On the other hand, the drain separated from the compressed air flows downward along the inner peripheral surface of the main body 31 and is stored in the secondary drain reservoir 33 through the openings 34 a of the punching metal 34 .

The compressor 1 of this embodiment has the following functions.

As the compressed air is cooled by the cooling unit 23, moisture contained in the compressed air is condensed and drain is generated. In addition, as the compressed air containing the drain rises in the drain separation section 24, the drain drops due to gravity and is separated from the compressed air. As a result, the compressed air from which the drainage has been removed flows out from the outlet 22, so that the amount of drainage flowing out of the heat exchanger 20 can be reduced.

The compressed air from which the drain is separated by the drain separation unit 24 after being cooled by the cooling unit 23 is in a saturated state. Therefore, when the compressed air flowing out from the outlet 22 of the heat exchanger 20 is cooled (when the temperature is lowered), drainage occurs again. On the other hand, in the present embodiment, the compressed air flows out from the outlet 22 after being heated by the heating unit 25, so even if the compressed air flowing out from the outlet 22 is cooled, the generation of drainage can be suppressed. .
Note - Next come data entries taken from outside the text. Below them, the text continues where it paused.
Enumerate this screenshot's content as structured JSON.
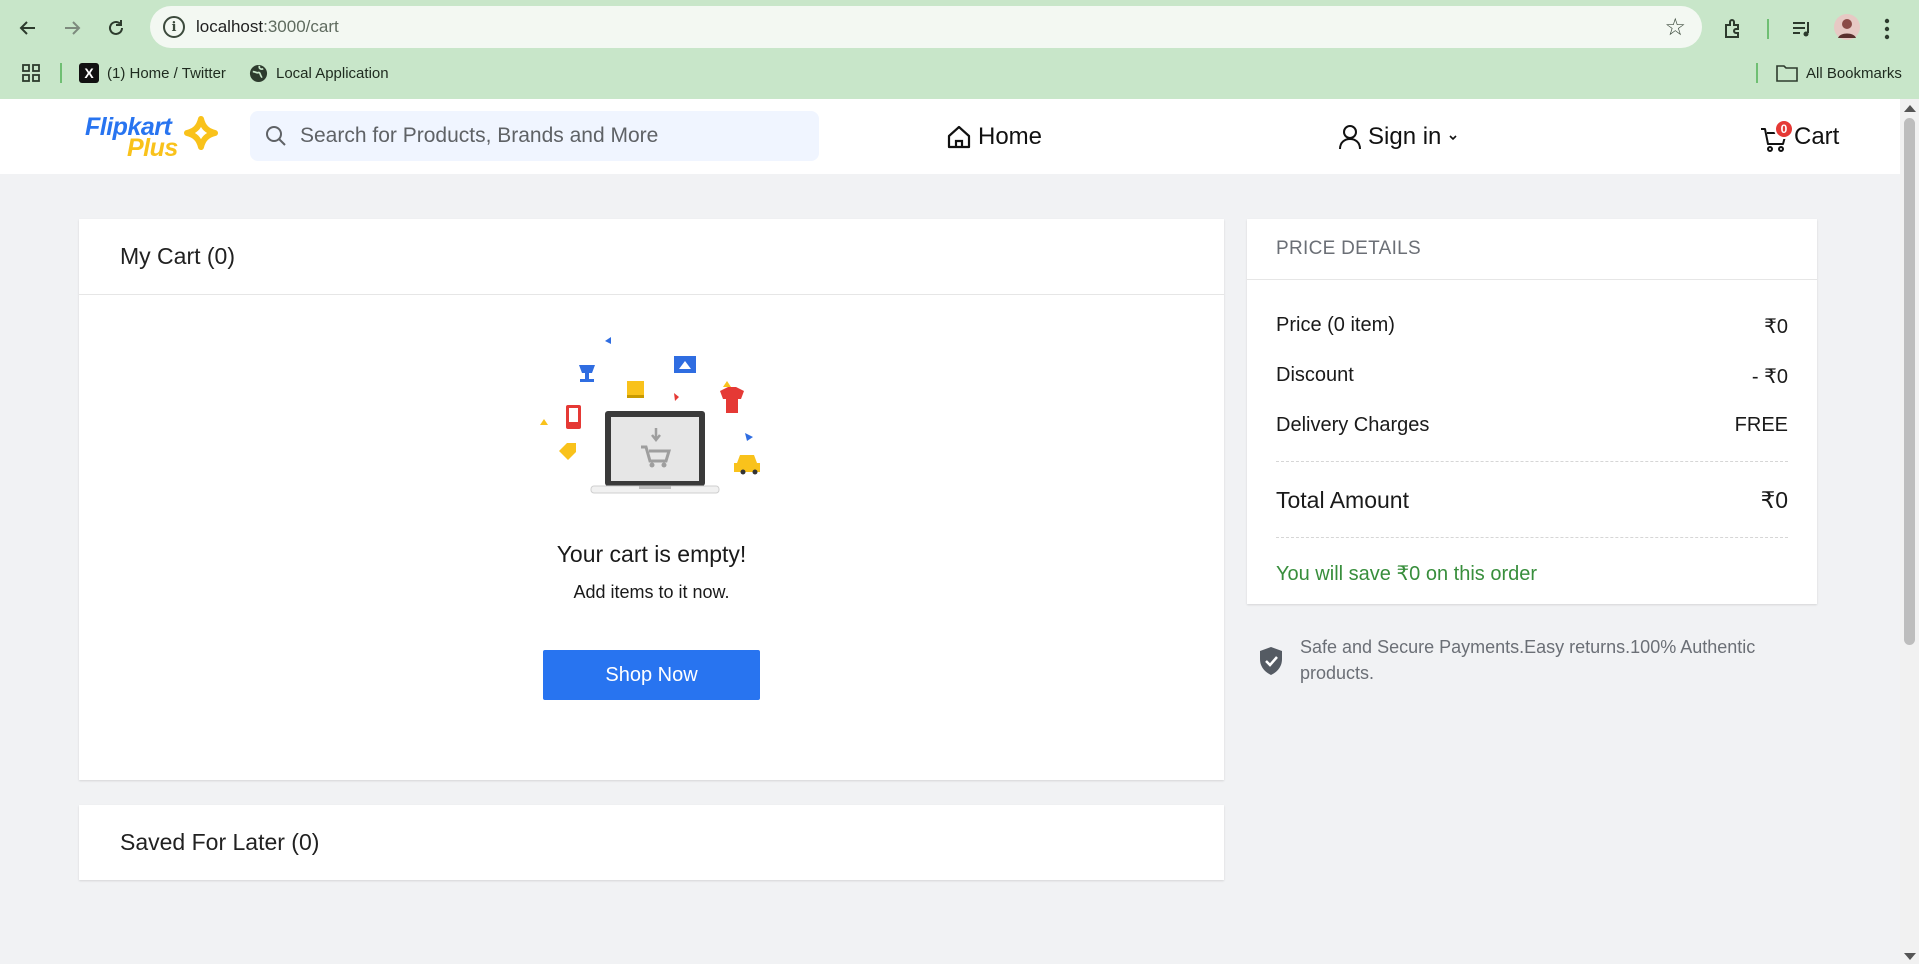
{
  "browser": {
    "url_host": "localhost",
    "url_path": ":3000/cart",
    "bookmarks": [
      {
        "label": "(1) Home / Twitter",
        "icon": "x-logo-icon"
      },
      {
        "label": "Local Application",
        "icon": "globe-icon"
      }
    ],
    "all_bookmarks_label": "All Bookmarks"
  },
  "header": {
    "logo_line1": "Flipkart",
    "logo_line2": "Plus",
    "search_placeholder": "Search for Products, Brands and More",
    "home_label": "Home",
    "signin_label": "Sign in",
    "cart_label": "Cart",
    "cart_count": "0"
  },
  "cart": {
    "title": "My Cart (0)",
    "empty_title": "Your cart is empty!",
    "empty_sub": "Add items to it now.",
    "shop_now_label": "Shop Now"
  },
  "saved": {
    "title": "Saved For Later (0)"
  },
  "price_details": {
    "heading": "PRICE DETAILS",
    "rows": [
      {
        "label": "Price (0 item)",
        "value": "₹0"
      },
      {
        "label": "Discount",
        "value": "- ₹0"
      },
      {
        "label": "Delivery Charges",
        "value": "FREE"
      }
    ],
    "total_label": "Total Amount",
    "total_value": "₹0",
    "save_text": "You will save ₹0 on this order"
  },
  "secure_text": "Safe and Secure Payments.Easy returns.100% Authentic products.",
  "colors": {
    "brand_blue": "#2874f0",
    "brand_yellow": "#f9c21b",
    "save_green": "#388e3c",
    "badge_red": "#e53935",
    "chrome_green": "#c8e6c9"
  }
}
The compressed air from which the drain is separated by the drain separation unit 24 after being cooled by the cooling unit 23 is in a saturated state. Therefore, when the compressed air flowing out from the outlet 22 of the heat exchanger 20 is cooled (when the temperature is lowered), drainage occurs again. In this embodiment, even if drainage occurs downstream of the heat exchanger 20 in the flow of compressed air, the secondary drainage separator 30 separates the drainage from the compressed air. Therefore, it is possible to suppress the drain together with the compressed air from flowing out to the downstream side of the secondary drain separator 30 in the flow of the compressed air.

In this embodiment, a punching metal 34 having a plurality of openings 34a is provided between the exhaust pipe 32 and the secondary drain reservoir 33 . Therefore, it is possible to prevent the drain stored in the secondary drain storage portion 33 from being swirled up by the compressed air that has flowed into the secondary drain separator 30 and flowing out from the exhaust pipe 32 together with the compressed air. On the other hand, since the punching metal 34 is provided with a plurality of openings 34a, the drain separated from the compressed air is stored in the secondary drain storing portion 33 through the openings 34a.
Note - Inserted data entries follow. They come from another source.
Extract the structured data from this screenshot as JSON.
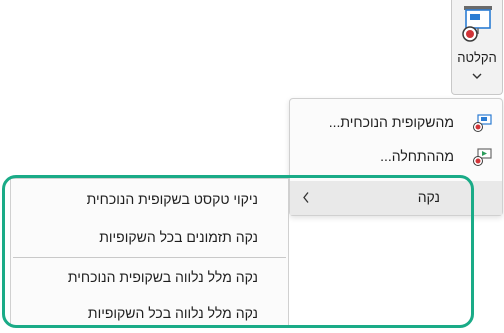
{
  "ribbon": {
    "record_label": "הקלטה",
    "icons": {
      "record": "record-slide-icon",
      "chevron": "chevron-down-icon"
    }
  },
  "menu": {
    "items": [
      {
        "label": "מהשקופית הנוכחית...",
        "icon": "record-from-current-icon"
      },
      {
        "label": "מההתחלה...",
        "icon": "record-from-beginning-icon"
      },
      {
        "label": "נקה",
        "icon": "chevron-left-icon"
      }
    ]
  },
  "submenu": {
    "items": [
      {
        "label": "ניקוי טקסט בשקופית הנוכחית"
      },
      {
        "label": "נקה תזמונים בכל השקופיות"
      },
      {
        "label": "נקה מלל נלווה בשקופית הנוכחית"
      },
      {
        "label": "נקה מלל נלווה בכל השקופיות"
      }
    ]
  },
  "colors": {
    "highlight": "#1aab87",
    "record_red": "#d13438",
    "accent_blue": "#2b7cd3"
  }
}
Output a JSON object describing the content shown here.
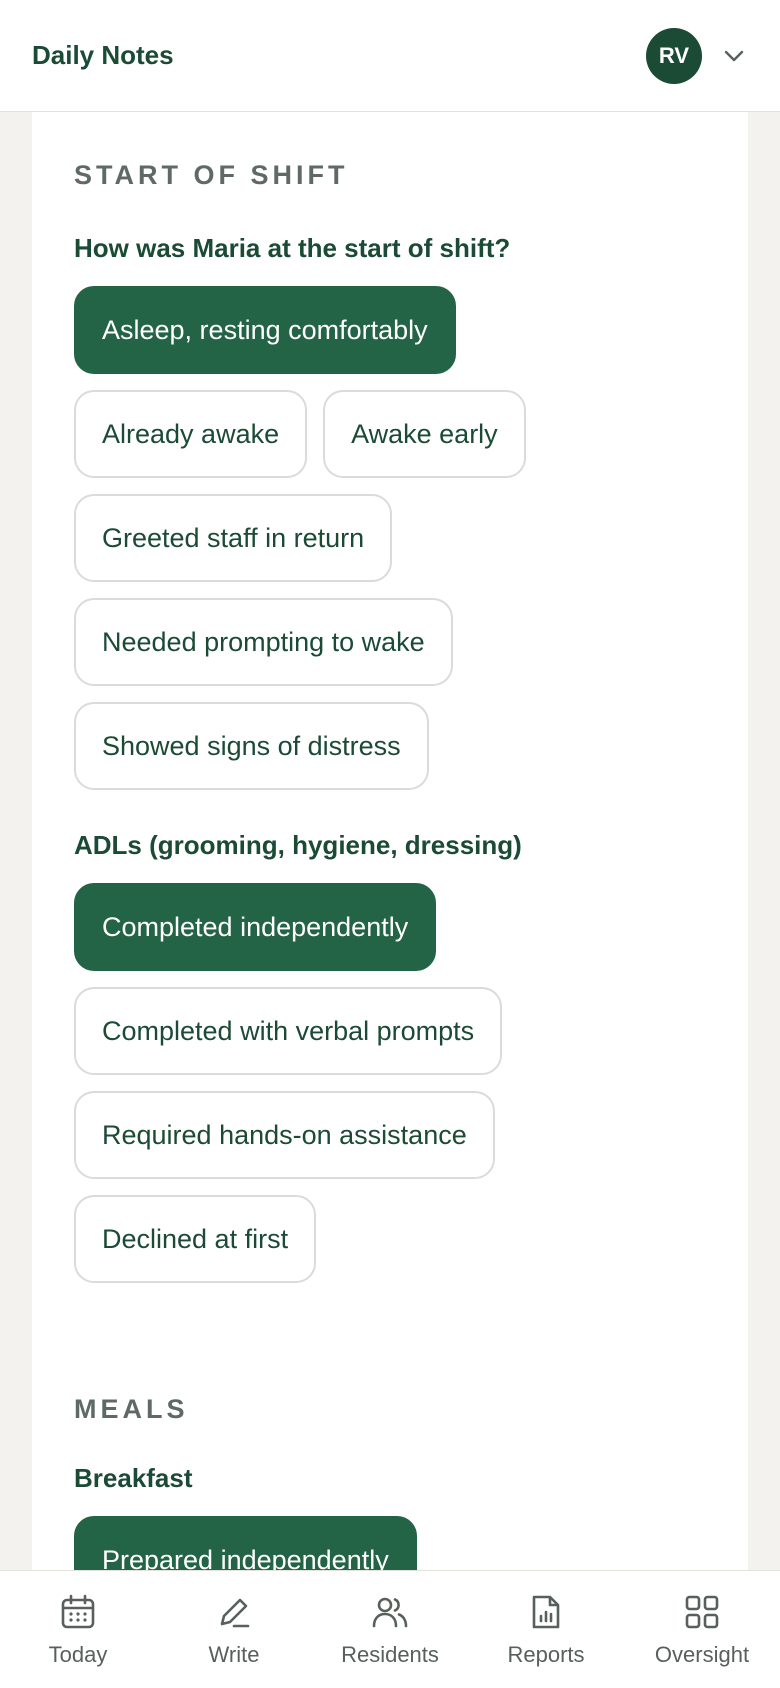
{
  "header": {
    "title": "Daily Notes",
    "avatar_initials": "RV"
  },
  "start_of_shift": {
    "section_title": "START OF SHIFT",
    "q1": {
      "label": "How was Maria at the start of shift?",
      "options": [
        {
          "label": "Asleep, resting comfortably",
          "selected": true
        },
        {
          "label": "Already awake",
          "selected": false
        },
        {
          "label": "Awake early",
          "selected": false
        },
        {
          "label": "Greeted staff in return",
          "selected": false
        },
        {
          "label": "Needed prompting to wake",
          "selected": false
        },
        {
          "label": "Showed signs of distress",
          "selected": false
        }
      ]
    },
    "q2": {
      "label": "ADLs (grooming, hygiene, dressing)",
      "options": [
        {
          "label": "Completed independently",
          "selected": true
        },
        {
          "label": "Completed with verbal prompts",
          "selected": false
        },
        {
          "label": "Required hands-on assistance",
          "selected": false
        },
        {
          "label": "Declined at first",
          "selected": false
        }
      ]
    }
  },
  "meals": {
    "section_title": "MEALS",
    "q1": {
      "label": "Breakfast",
      "options": [
        {
          "label": "Prepared independently",
          "selected": true
        }
      ]
    }
  },
  "nav": {
    "items": [
      {
        "label": "Today",
        "icon": "calendar-icon"
      },
      {
        "label": "Write",
        "icon": "pencil-icon"
      },
      {
        "label": "Residents",
        "icon": "users-icon"
      },
      {
        "label": "Reports",
        "icon": "report-icon"
      },
      {
        "label": "Oversight",
        "icon": "grid-icon"
      }
    ]
  },
  "colors": {
    "brand": "#1b4a35",
    "selected": "#246446",
    "background": "#f4f2ee"
  }
}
The slower the flow rate of the compressed air rising in the drain separation section 24, the easier it is for the drain to drop due to gravity, and the easier it is for the drain to be separated from the compressed air. In the present embodiment, since the channel cross-sectional area A1 of the drain separation section 24 is larger than the channel cross-sectional area A2 of the cooling section 23, the compressed air is decelerated when flowing from the cooling section 23 to the drain separation section 24. FIG. Therefore, since the flow velocity of the compressed air decreases in the drain separating section 24, the amount of drain flowing out from the outlet 22 of the heat exchanger 20 can be reduced.

[Second embodiment]
The heat exchanger 120 according to the second embodiment will be described below with reference to FIG. The compressor 1 of the second embodiment has the same configuration as the compressor 1 of the first embodiment except for the configuration of the heat exchanger 120, and FIGS. 1 and 3 are used. In the second embodiment, the same reference numerals are given to the same configurations as in the first embodiment. In this embodiment, the heat exchanger 20A as the intercooler shown in FIG. 1 and the heat exchanger 20B as the aftercooler are configured with the heat exchanger 120 shown in FIG.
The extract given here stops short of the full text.